Hybrid Systolic Array Accelerator with Optimized Dataflow for Edge Large Language Model Inference
This work addresses the problem of high area and energy efficiency for edge LLM inference, offering a domain-specific incremental improvement.
The paper tackles the challenge of efficient edge inference for large language models by proposing a hybrid systolic array accelerator with optimized dataflow, achieving 247/117 tokens/s/mm² for a 1.3B model and over 2.45x/13.5x improvements over existing approaches.
Edge inference for large language models (LLM) offers secure, low-latency, and cost-effective inference solutions.
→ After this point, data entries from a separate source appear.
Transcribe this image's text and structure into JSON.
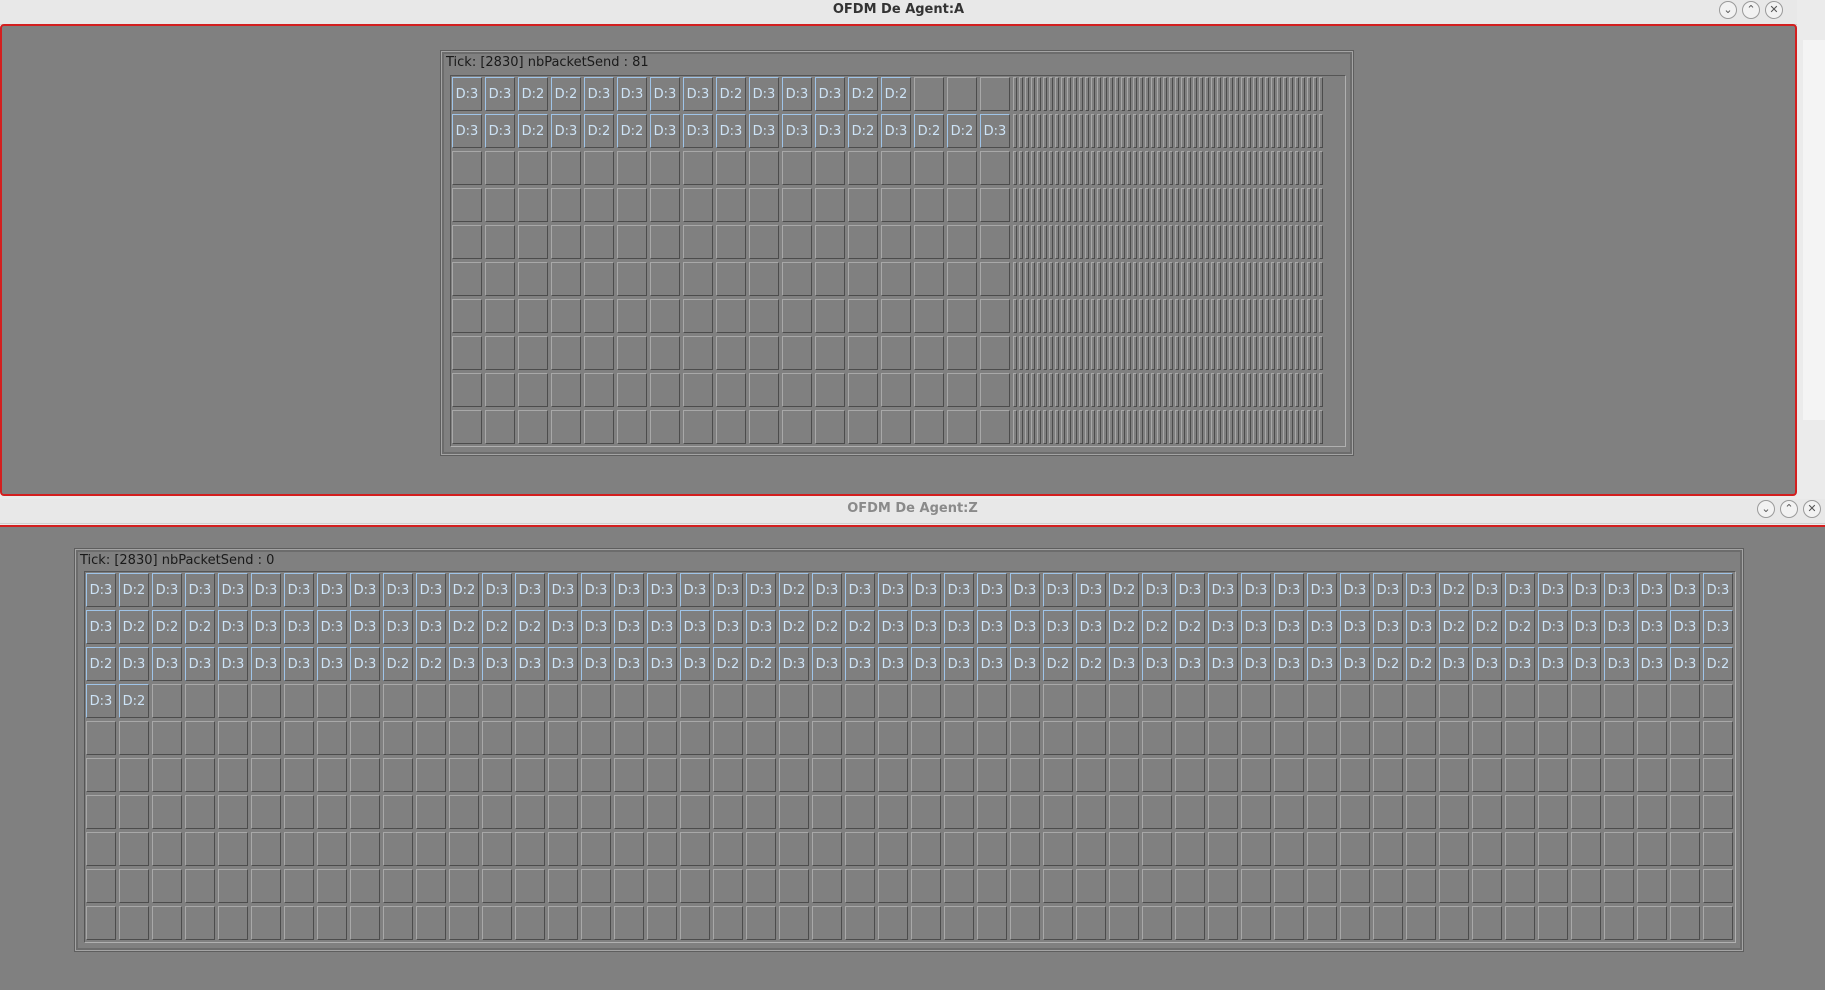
{
  "window_a": {
    "title": "OFDM De Agent:A",
    "panel_label": "Tick: [2830] nbPacketSend : 81",
    "rows": [
      [
        "D:3",
        "D:3",
        "D:2",
        "D:2",
        "D:3",
        "D:3",
        "D:3",
        "D:3",
        "D:2",
        "D:3",
        "D:3",
        "D:3",
        "D:2",
        "D:2"
      ],
      [
        "D:3",
        "D:3",
        "D:2",
        "D:3",
        "D:2",
        "D:2",
        "D:3",
        "D:3",
        "D:3",
        "D:3",
        "D:3",
        "D:3",
        "D:2",
        "D:3",
        "D:2",
        "D:2",
        "D:3"
      ],
      [],
      [],
      [],
      [],
      [],
      [],
      [],
      []
    ],
    "wide_cols": 17,
    "thin_cols": 52
  },
  "window_z": {
    "title": "OFDM De Agent:Z",
    "panel_label": "Tick: [2830] nbPacketSend : 0",
    "rows": [
      [
        "D:3",
        "D:2",
        "D:3",
        "D:3",
        "D:3",
        "D:3",
        "D:3",
        "D:3",
        "D:3",
        "D:3",
        "D:3",
        "D:2",
        "D:3",
        "D:3",
        "D:3",
        "D:3",
        "D:3",
        "D:3",
        "D:3",
        "D:3",
        "D:3",
        "D:2",
        "D:3",
        "D:3",
        "D:3",
        "D:3",
        "D:3",
        "D:3",
        "D:3",
        "D:3",
        "D:3",
        "D:2",
        "D:3",
        "D:3",
        "D:3",
        "D:3",
        "D:3",
        "D:3",
        "D:3",
        "D:3",
        "D:3",
        "D:2",
        "D:3",
        "D:3",
        "D:3",
        "D:3",
        "D:3",
        "D:3",
        "D:3",
        "D:3"
      ],
      [
        "D:3",
        "D:2",
        "D:2",
        "D:2",
        "D:3",
        "D:3",
        "D:3",
        "D:3",
        "D:3",
        "D:3",
        "D:3",
        "D:2",
        "D:2",
        "D:2",
        "D:3",
        "D:3",
        "D:3",
        "D:3",
        "D:3",
        "D:3",
        "D:3",
        "D:2",
        "D:2",
        "D:2",
        "D:3",
        "D:3",
        "D:3",
        "D:3",
        "D:3",
        "D:3",
        "D:3",
        "D:2",
        "D:2",
        "D:2",
        "D:3",
        "D:3",
        "D:3",
        "D:3",
        "D:3",
        "D:3",
        "D:3",
        "D:2",
        "D:2",
        "D:2",
        "D:3",
        "D:3",
        "D:3",
        "D:3",
        "D:3",
        "D:3"
      ],
      [
        "D:2",
        "D:3",
        "D:3",
        "D:3",
        "D:3",
        "D:3",
        "D:3",
        "D:3",
        "D:3",
        "D:2",
        "D:2",
        "D:3",
        "D:3",
        "D:3",
        "D:3",
        "D:3",
        "D:3",
        "D:3",
        "D:3",
        "D:2",
        "D:2",
        "D:3",
        "D:3",
        "D:3",
        "D:3",
        "D:3",
        "D:3",
        "D:3",
        "D:3",
        "D:2",
        "D:2",
        "D:3",
        "D:3",
        "D:3",
        "D:3",
        "D:3",
        "D:3",
        "D:3",
        "D:3",
        "D:2",
        "D:2",
        "D:3",
        "D:3",
        "D:3",
        "D:3",
        "D:3",
        "D:3",
        "D:3",
        "D:3",
        "D:2"
      ],
      [
        "D:3",
        "D:2"
      ],
      [],
      [],
      [],
      [],
      [],
      []
    ],
    "cols": 50
  },
  "controls": {
    "minimize_icon": "chevron-down-icon",
    "maximize_icon": "chevron-up-icon",
    "close_icon": "close-icon"
  }
}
We emphasize that an edge accelerator should achieve high area efficiency and minimize external memory access (EMA) during the memory-bound decode stage, while maintaining high energy efficiency during the compute intensive prefill stage. This paper proposes an edge LLM inference accelerator featuring a hybrid systolic array (HSA) architecture that optimizes inference efficiency in both stages. To further reduce EMA, we adopt MXINT4 weight quantization and propose an optimized dataflow tailored for HSA, ensuring negligible dequantization overhead and achieving 100% hardware utilization with minimal accuracy loss under edge DRAM bandwidth constraints. For non-linear operations, we incorporate optimized root mean square normalization (RMSNorm) and rotary position embedding (RoPE) units, reducing their latency, area, and memory access overhead while enabling end-to-end inference on our accelerator. Our solution achieves 247/117 (token/s/mm2) while running a 1.3B LLM on long-input/long-output scenarios, providing >2.45x/13.5x improvement over existing approaches, while maintaining superior energy efficiency in token generation.